Vários quiosques tiveram que ser relocados para outras áreas ou para perto dos muros das casas porque corriam o risco de desabar. O quiosque 14 foi relocado e agora fica praticamente encostado no muro de um hotel. O garçom do quiosque, José Henrique Rodrigues, 45, diz que o movimento no quiosque caiu muito. “Ninguém quer ficar desse lado da praia. O movimento piorou bastante. A expectativa é que na alta temporada melhore, mas se ninguém fizer nada não vai melhorar. Faz tempo que a gente não vê mais ninguém da prefeitura por aqui”.
A recuperação
A Prefeitura do Natal decretou estado de calamidade pública na orla de Ponta Negra no dia 13 de julho. A própria prefeitura elaborou um projeto para a reconstrução do calçadão.

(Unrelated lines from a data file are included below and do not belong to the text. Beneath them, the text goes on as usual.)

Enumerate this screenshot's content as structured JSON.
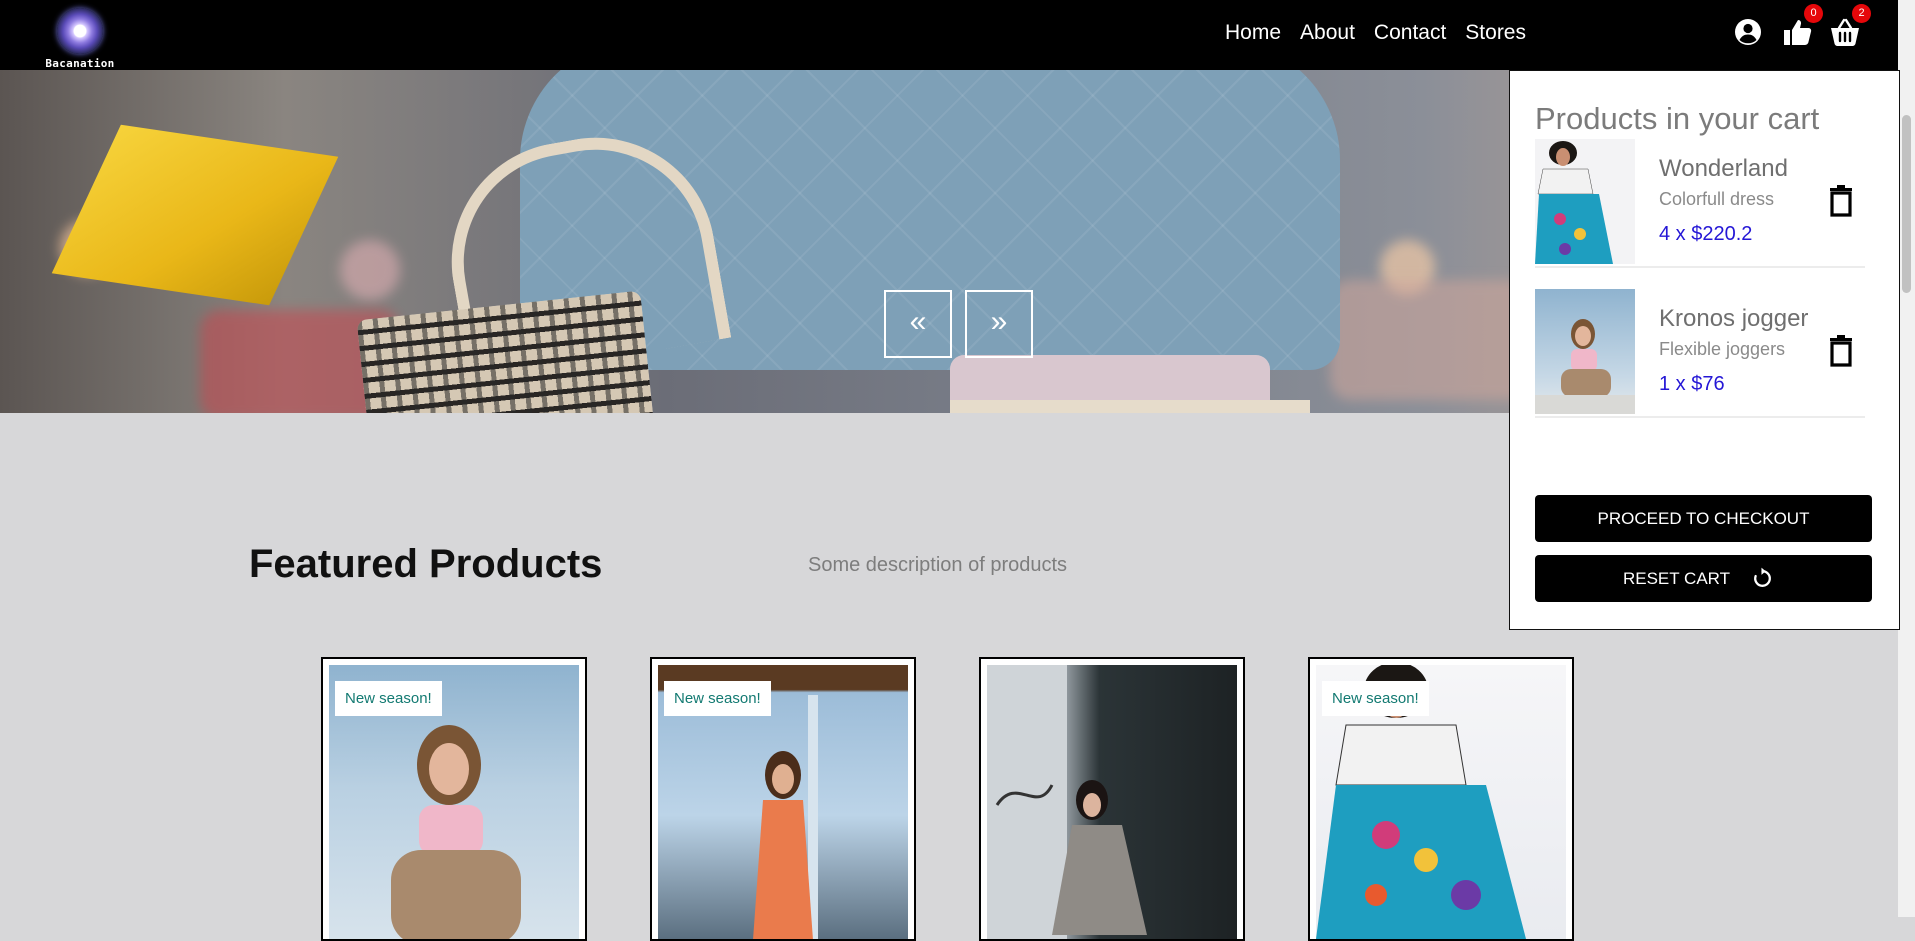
{
  "brand": {
    "name": "Bacanation"
  },
  "nav": {
    "links": [
      "Home",
      "About",
      "Contact",
      "Stores"
    ],
    "likes_count": "0",
    "cart_count": "2"
  },
  "hero": {
    "prev_label": "«",
    "next_label": "»"
  },
  "featured": {
    "title": "Featured Products",
    "description": "Some description of products",
    "cards": [
      {
        "tag": "New season!"
      },
      {
        "tag": "New season!"
      },
      {
        "tag": ""
      },
      {
        "tag": "New season!"
      }
    ]
  },
  "cart": {
    "title": "Products in your cart",
    "items": [
      {
        "name": "Wonderland",
        "subtitle": "Colorfull dress",
        "price": "4 x $220.2"
      },
      {
        "name": "Kronos jogger",
        "subtitle": "Flexible joggers",
        "price": "1 x $76"
      }
    ],
    "checkout_label": "PROCEED TO CHECKOUT",
    "reset_label": "RESET CART"
  },
  "colors": {
    "nav_bg": "#000000",
    "badge": "#e6070a",
    "price": "#2517d6",
    "tag_text": "#137a72"
  }
}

A partir daí começou a busca por recursos federais para a recuperação do calçadão. A prefeitura assegurou R$ 4 milhões junto ao Ministério da Integração e prometeu começar a obra ainda em setembro deste ano. No entanto, no dia 27 de setembro a Justiça Federal proibiu a Prefeitura de Natal de iniciar as obras de recuperação do calçadão da praia de Ponta Negra sem que antes houvesse um estudo técnico apontando os fatores que contribuíram para os estragos na estrutura. A prefeitura então pagou uma equipe de técnicos para realizar uma perícia no calçadão. Na última segunda-feira, os técnicos coordenados pelo professor Venerando Amaro, apresentaram o laudo sobre o calçadão de Ponta Negra. O estudo aponta sugestões para adoção de medidas de segurança e de reuso do calçadão, e enfatiza a necessidade de três providências básicas: ampliação emergencial da faixa de areia; instalação de dissipadores na tubulação de drenagem de águas pluviais afim de evitar a formação de valas (maceiós) à beira-mar; e construção de passarelas e escadas provisórias durante as obras de recomposição do equipamento.
De acordo com o titular da Defesa Civil, Carlos Paiva, a prefeitura assegurou R$ 4 milhões para a reconstrução do calçadão e qualquer modificação no plano de trabalho tem que ser comunicada ao Ministério. “Mas as obras não devem começar esse ano”, afirmou. A reunião que irá definir o projeto a ser adotado para a reconstrução do calçadão de Ponat Negra será no próximo dia 23.